Security economy: activities concerned with preventing or reducing risk of deliberate harm to life and property

In a security economy, methods of surveillance much more deeply entrenched in the production and consumption process

Growth of security economy encouraged by huge grants from American governments to private companies, helping them develop new technologies and data-mining capabilities

The “Search” Economy

Search economy: economic relations of production that seem to permeate capitalism in the early years of the twenty-first century, epitomized by Google

Marketing and advertising executives realized search engines provide efficient way to capture and exploit new leads (your mind and your behaviour)

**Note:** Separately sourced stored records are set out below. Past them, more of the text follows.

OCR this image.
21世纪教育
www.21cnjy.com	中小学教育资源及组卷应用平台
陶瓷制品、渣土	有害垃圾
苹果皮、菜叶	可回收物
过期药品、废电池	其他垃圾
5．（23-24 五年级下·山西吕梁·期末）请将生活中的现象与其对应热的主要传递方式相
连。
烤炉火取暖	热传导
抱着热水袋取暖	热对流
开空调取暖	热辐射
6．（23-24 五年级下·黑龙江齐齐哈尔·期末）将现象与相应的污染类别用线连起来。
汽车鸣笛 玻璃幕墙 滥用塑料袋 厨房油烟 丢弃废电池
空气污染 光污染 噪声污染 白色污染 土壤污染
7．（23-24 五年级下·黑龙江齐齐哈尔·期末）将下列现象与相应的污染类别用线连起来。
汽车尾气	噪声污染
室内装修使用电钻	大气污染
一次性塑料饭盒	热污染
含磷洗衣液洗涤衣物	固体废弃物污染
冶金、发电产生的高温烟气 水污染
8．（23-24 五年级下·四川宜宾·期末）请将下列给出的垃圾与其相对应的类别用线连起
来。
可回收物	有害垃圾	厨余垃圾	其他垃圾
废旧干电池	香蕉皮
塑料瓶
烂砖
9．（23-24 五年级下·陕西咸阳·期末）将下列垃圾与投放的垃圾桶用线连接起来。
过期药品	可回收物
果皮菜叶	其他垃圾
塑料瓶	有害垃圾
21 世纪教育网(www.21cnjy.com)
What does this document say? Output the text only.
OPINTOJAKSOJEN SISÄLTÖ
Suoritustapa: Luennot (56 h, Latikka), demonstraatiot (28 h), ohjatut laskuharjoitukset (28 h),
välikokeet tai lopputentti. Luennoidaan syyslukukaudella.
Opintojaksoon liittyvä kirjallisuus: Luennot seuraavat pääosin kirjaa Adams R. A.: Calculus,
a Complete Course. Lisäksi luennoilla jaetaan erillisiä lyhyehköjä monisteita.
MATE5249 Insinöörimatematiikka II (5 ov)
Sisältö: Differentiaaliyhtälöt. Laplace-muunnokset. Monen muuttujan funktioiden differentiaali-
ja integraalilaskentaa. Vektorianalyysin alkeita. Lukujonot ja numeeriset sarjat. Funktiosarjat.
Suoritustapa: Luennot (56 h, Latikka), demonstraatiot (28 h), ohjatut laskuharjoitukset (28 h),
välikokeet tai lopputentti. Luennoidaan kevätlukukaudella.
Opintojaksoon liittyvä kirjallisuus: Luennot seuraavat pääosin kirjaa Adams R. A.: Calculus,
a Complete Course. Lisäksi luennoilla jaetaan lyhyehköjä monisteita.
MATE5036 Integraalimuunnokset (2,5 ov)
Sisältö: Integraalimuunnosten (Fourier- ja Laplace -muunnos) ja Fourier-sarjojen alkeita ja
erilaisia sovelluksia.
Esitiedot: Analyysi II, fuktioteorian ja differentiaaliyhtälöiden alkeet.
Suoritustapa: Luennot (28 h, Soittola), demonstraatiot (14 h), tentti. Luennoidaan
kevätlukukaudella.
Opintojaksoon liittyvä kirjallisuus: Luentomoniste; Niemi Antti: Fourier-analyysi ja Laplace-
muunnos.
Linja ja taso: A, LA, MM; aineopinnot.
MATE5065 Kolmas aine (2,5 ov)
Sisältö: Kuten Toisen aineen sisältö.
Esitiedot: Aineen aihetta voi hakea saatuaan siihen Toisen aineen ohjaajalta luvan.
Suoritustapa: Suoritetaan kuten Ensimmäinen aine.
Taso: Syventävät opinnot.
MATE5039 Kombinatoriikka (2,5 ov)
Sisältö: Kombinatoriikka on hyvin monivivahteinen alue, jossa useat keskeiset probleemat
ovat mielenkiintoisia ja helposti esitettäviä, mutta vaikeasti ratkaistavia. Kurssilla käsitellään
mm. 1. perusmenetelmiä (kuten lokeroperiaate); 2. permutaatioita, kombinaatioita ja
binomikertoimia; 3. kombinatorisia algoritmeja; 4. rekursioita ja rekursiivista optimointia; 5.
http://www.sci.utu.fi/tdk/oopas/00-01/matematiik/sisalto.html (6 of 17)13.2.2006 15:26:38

Surveillance increases in accordance with the necessities of capitalism

In modern production process, electronic surveillance used to document and control workers’ behaviour and communication for guaranteeing the production of surplus value

Surveillance in the Market: Buying and Selling Identity

Harder to be anonymous today because of political and market surveillance

Media- and market-based surveillance of our spending, eating, shopping, banking, entertainment, and other habits

Privacy reconceptualized so that it is no longer seen as a social right or a civil liberty to be exercised by consumers; privacy has become a means of exchange

Surveillance has become automated—now the consumer often initiates the process of data gathering

Mining the Mind

We give our information away for free whenever we are asked for our phone number or postal code, make a purchase, fill out a warranty card, or enter a contest

Cookies provide a way for a web site to recognize you and keep track of your preferences

Data are collected in order to sort people into categories that are commodified for advertisers and marketers

Personally identifiable information (PII)

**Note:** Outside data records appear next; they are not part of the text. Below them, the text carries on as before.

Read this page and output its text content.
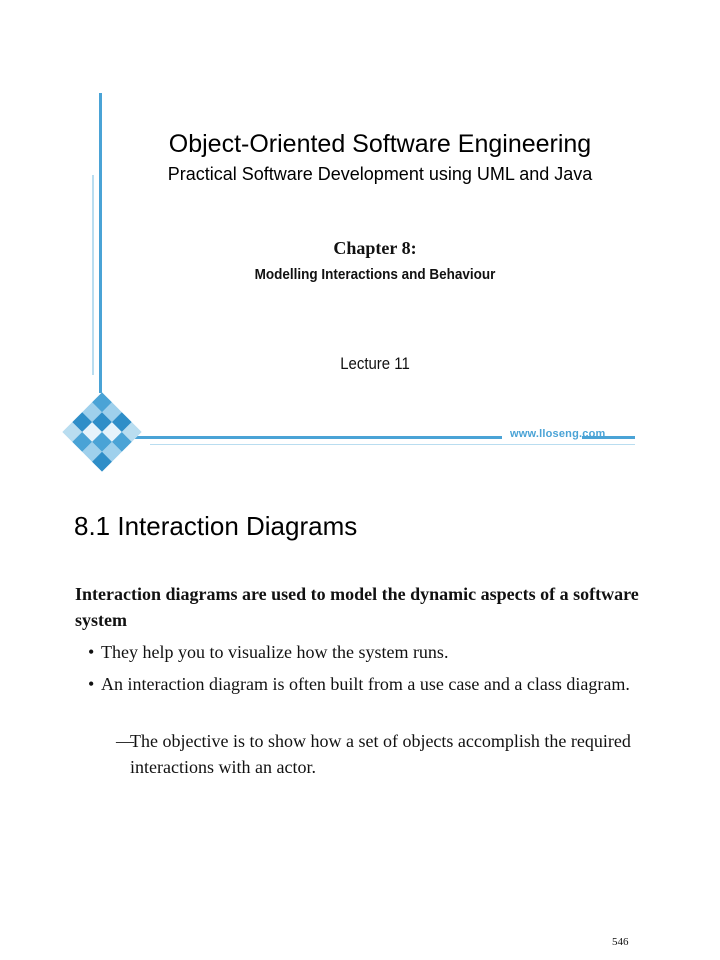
www.lloseng.com
Object-Oriented Software Engineering
Practical Software Development using UML and Java
Chapter 8:
Modelling Interactions and Behaviour
Lecture 11
8.1 Interaction Diagrams
Interaction diagrams are used to model the dynamic aspects of a software system
• They help you to visualize how the system runs.
• An interaction diagram is often built from a use case and a class diagram.
—
The objective is to show how a set of objects accomplish the required interactions with an actor.
546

Google—and Ye Shall Find _____?

Google and other search-engine companies keep tight control over the complex algorithms that determine the results of a search

Google’s search engines are neither objective nor random

Google’s main source of revenue is from advertising (99%)

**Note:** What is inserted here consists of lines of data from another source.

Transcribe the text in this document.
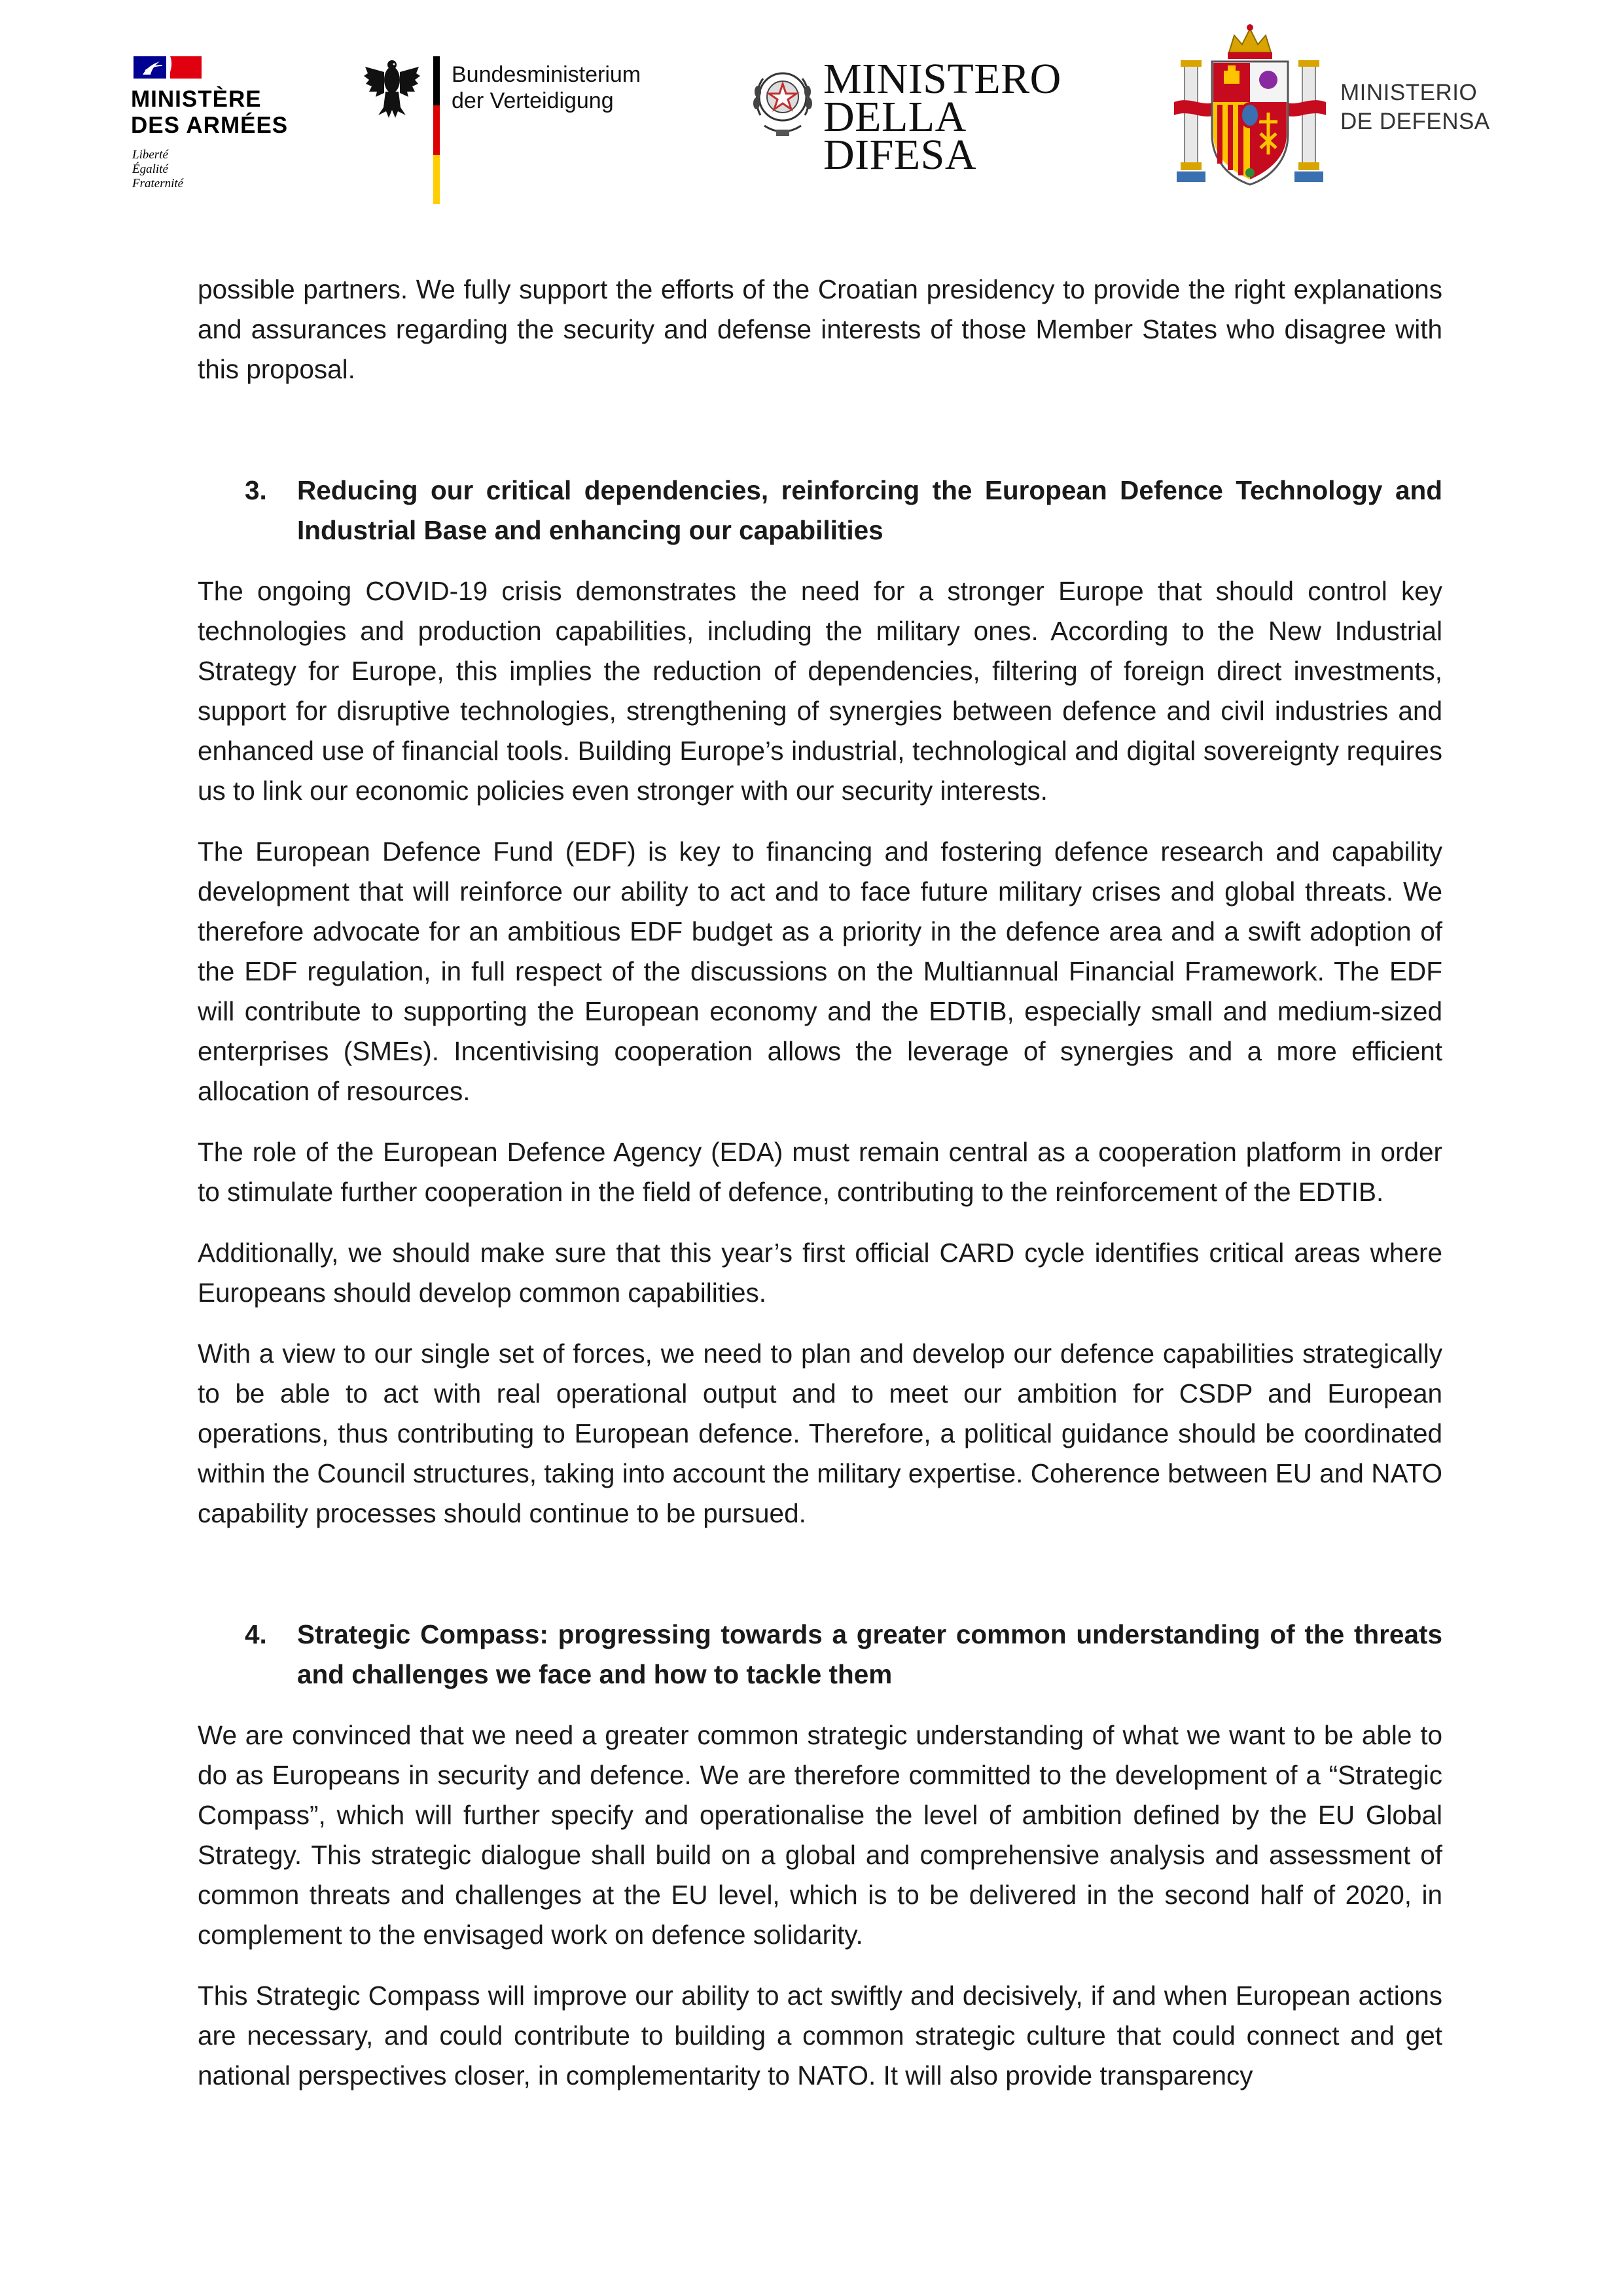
MINISTÈRE
DES ARMÉES
Liberté
Égalité
Fraternité
Bundesministerium
der Verteidigung	MINISTERO
DELLA DIFESA
MINISTERIO
DE DEFENSA

possible partners. We fully support the efforts of the Croatian presidency to provide the right explanations and assurances regarding the security and defense interests of those Member States who disagree with this proposal.

3.	Reducing our critical dependencies, reinforcing the European Defence Technology and Industrial Base and enhancing our capabilities

The ongoing COVID-19 crisis demonstrates the need for a stronger Europe that should control key technologies and production capabilities, including the military ones. According to the New Industrial Strategy for Europe, this implies the reduction of dependencies, filtering of foreign direct investments, support for disruptive technologies, strengthening of synergies between defence and civil industries and enhanced use of financial tools. Building Europe’s industrial, technological and digital sovereignty requires us to link our economic policies even stronger with our security interests.

The European Defence Fund (EDF) is key to financing and fostering defence research and capability development that will reinforce our ability to act and to face future military crises and global threats. We therefore advocate for an ambitious EDF budget as a priority in the defence area and a swift adoption of the EDF regulation, in full respect of the discussions on the Multiannual Financial Framework. The EDF will contribute to supporting the European economy and the EDTIB, especially small and medium-sized enterprises (SMEs). Incentivising cooperation allows the leverage of synergies and a more efficient allocation of resources.

The role of the European Defence Agency (EDA) must remain central as a cooperation platform in order to stimulate further cooperation in the field of defence, contributing to the reinforcement of the EDTIB.

Additionally, we should make sure that this year’s first official CARD cycle identifies critical areas where Europeans should develop common capabilities.

With a view to our single set of forces, we need to plan and develop our defence capabilities strategically to be able to act with real operational output and to meet our ambition for CSDP and European operations, thus contributing to European defence. Therefore, a political guidance should be coordinated within the Council structures, taking into account the military expertise. Coherence between EU and NATO capability processes should continue to be pursued.

4.	Strategic Compass: progressing towards a greater common understanding of the threats and challenges we face and how to tackle them

We are convinced that we need a greater common strategic understanding of what we want to be able to do as Europeans in security and defence. We are therefore committed to the development of a “Strategic Compass”, which will further specify and operationalise the level of ambition defined by the EU Global Strategy. This strategic dialogue shall build on a global and comprehensive analysis and assessment of common threats and challenges at the EU level, which is to be delivered in the second half of 2020, in complement to the envisaged work on defence solidarity.

This Strategic Compass will improve our ability to act swiftly and decisively, if and when European actions are necessary, and could contribute to building a common strategic culture that could connect and get national perspectives closer, in complementarity to NATO. It will also provide transparency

Google—and Ye Shall Find _____? cont’d

Google can decide what advertising it accepts, what words and sites it will list and you can access, and what information is available

Facilitates reorganization of information according to economic priorities and places this information under private control

In the process, since Googled information appears free, it appears to be offering a public service

Digital Freedom or Digital Enclosure?

Information collected structures users as commodities—you pay for the content with your information

Dataveillance: systematic monitoring of people’s actions or communications through the application of information technology

Personal dataveillance: one’s actions

Mass dataveillance: a group or large sets of populations in order to detect individuals of interest

Digital Freedom or Digital Enclosure? cont’d

Data-mining is a new industry, with handful of corporations owning it all

Transaction that results in the delivery of consumer information to the data-mining companies is concealed behind a veneer of consumerism

Relationships with the state are becoming more complicated

On one hand, protection for consumers comes in the form of a government warning; on the other, these companies are entering into commercial arrangements to also sell data back to the US government, the FBI, and the CIA

A Question of Privacy?

Privacy Act, 1985: fails to protect the majority of workers across Canada from workplace surveillance and does not address privacy of persons under 18

Issue of privacy focused on the individual in terms of freedom and control, both couched in terms of “choice,” but information can clearly be collected without such a decision

A Question of Privacy? cont’d

Questions on information collected sorting people into categories:

What if your category is considered important that you end up on a no-fly list or imprisoned?

What if there’s no place free of the advertising that is tailor-made for you?

What if you are so unimportant that you are marginalized, identified as unworthy or unnecessary?